March 14, 2009
NASA has rescheduled the launch of Discovery for Sunday at 7:43 p.m., less than 15 minutes after official sunset.
After Wednesday's scrub, the big orange external tank was drained of hydrogen. They had to wait until Thursday afternoon to get access to the launch pad because of venting from the tank. (Hydrogen is very explosive--that's why it is used as rocket fuel!)
Once it was safe, workers carefully inspected the vent line at the shuttle interface. No obvious leaks were found, but all components were changed out just in case. The helium used for the leak checks was at ambient temperatures, so there is some concern that a leak could reoccur when the cryogenic liquid hydrogen is pumped back into the tank on Sunday afternoon.
If a leak or other problem scrubs the launch Sunday, they will try again on Monday or Tuesday--but one or more spacewalks will be cancelled. This is because the shuttle has to undock from the station by March 25 to avoid a conflict with the Soyuz launch that will bring up two new crewmembers. If they can't launch by Tuesday, the flight will be postponed until after April 7.
If they launch by Tuesday, the number of spacewalks that have to be scrubbed depends on whether or not the shuttle sustains debris damage during launch. If an initial inspection of the shuttle and launch videos show suspicious damage, then the crew must set time aside on orbit for what are called "focused" inspections. If the shuttle launch is delayed until Tuesday and a focused inspection is required, there would only be time for one spacewalk. That spacewalk would unload the S6 array from the cargo bay and mount it on the station.
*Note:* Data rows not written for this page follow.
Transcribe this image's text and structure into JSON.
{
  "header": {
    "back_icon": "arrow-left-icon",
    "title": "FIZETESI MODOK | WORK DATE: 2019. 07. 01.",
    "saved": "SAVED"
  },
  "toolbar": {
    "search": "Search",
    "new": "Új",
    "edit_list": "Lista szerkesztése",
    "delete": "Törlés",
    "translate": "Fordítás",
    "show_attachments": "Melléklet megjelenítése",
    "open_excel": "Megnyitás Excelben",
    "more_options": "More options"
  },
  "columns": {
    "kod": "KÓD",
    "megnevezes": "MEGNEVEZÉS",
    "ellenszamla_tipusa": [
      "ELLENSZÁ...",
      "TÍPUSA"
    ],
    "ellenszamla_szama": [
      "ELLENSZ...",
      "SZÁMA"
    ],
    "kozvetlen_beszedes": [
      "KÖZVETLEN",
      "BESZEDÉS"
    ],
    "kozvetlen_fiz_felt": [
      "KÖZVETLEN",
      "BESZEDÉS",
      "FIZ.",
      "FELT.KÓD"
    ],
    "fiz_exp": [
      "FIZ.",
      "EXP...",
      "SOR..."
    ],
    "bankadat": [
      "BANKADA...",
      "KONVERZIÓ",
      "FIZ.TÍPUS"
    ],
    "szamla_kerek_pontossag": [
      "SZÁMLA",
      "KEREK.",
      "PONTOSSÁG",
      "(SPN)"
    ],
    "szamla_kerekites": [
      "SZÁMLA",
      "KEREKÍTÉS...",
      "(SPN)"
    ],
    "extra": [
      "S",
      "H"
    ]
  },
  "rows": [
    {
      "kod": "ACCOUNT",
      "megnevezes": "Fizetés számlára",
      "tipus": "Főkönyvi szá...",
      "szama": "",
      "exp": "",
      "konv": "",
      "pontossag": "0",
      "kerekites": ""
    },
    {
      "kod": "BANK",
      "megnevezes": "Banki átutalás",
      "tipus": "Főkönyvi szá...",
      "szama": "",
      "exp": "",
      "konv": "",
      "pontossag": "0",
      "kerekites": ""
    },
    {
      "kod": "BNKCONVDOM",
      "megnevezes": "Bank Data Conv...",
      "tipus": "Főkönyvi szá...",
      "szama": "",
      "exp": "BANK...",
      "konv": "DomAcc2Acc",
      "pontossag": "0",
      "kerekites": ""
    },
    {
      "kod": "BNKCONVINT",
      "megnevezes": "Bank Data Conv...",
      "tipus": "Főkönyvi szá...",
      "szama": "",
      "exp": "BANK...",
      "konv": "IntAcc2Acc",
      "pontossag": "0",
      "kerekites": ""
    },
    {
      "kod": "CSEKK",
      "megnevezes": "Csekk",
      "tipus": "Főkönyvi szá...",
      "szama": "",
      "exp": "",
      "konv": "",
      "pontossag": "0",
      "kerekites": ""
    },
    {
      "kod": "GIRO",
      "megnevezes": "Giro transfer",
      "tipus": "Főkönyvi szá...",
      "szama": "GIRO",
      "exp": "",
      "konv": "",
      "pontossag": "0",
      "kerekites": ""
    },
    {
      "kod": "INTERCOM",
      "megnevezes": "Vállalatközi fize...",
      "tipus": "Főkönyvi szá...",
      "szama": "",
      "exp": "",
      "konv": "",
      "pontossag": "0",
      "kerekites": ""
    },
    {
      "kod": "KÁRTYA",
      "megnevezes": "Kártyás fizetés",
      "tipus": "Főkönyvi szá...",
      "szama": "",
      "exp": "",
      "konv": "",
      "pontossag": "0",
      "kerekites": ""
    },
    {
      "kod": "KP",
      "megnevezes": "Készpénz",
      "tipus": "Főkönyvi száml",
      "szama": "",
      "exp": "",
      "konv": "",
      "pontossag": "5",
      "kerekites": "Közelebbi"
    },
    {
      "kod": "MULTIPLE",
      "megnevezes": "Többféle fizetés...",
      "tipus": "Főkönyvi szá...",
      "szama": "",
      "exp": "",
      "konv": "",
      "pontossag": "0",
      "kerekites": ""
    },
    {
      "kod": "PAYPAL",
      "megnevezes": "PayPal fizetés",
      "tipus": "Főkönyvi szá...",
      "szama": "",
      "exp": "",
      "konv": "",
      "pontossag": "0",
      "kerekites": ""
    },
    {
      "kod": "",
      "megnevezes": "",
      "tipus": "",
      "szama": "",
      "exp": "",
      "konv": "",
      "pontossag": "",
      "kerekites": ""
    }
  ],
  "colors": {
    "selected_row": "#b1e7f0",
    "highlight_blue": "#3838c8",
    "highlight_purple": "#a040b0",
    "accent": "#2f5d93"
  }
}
If all but one spacewalk is scrubbed, it is not clear whether or not the station crew or a future shuttle crew would complete the complicated installation and deployment of the new array or when that would be done. How this would impact the plans to increase the crew size from 3 to 6 is also not clear.
Delaying into April would cause a domino effect that would delay the Hubble flight from May to June and delay the next station flight, too.
So fingers are crossed and prayers offered that the countdown goes smoothly for the Space Shuttle Discovery to liftoff near sunset on Sunday, March 15.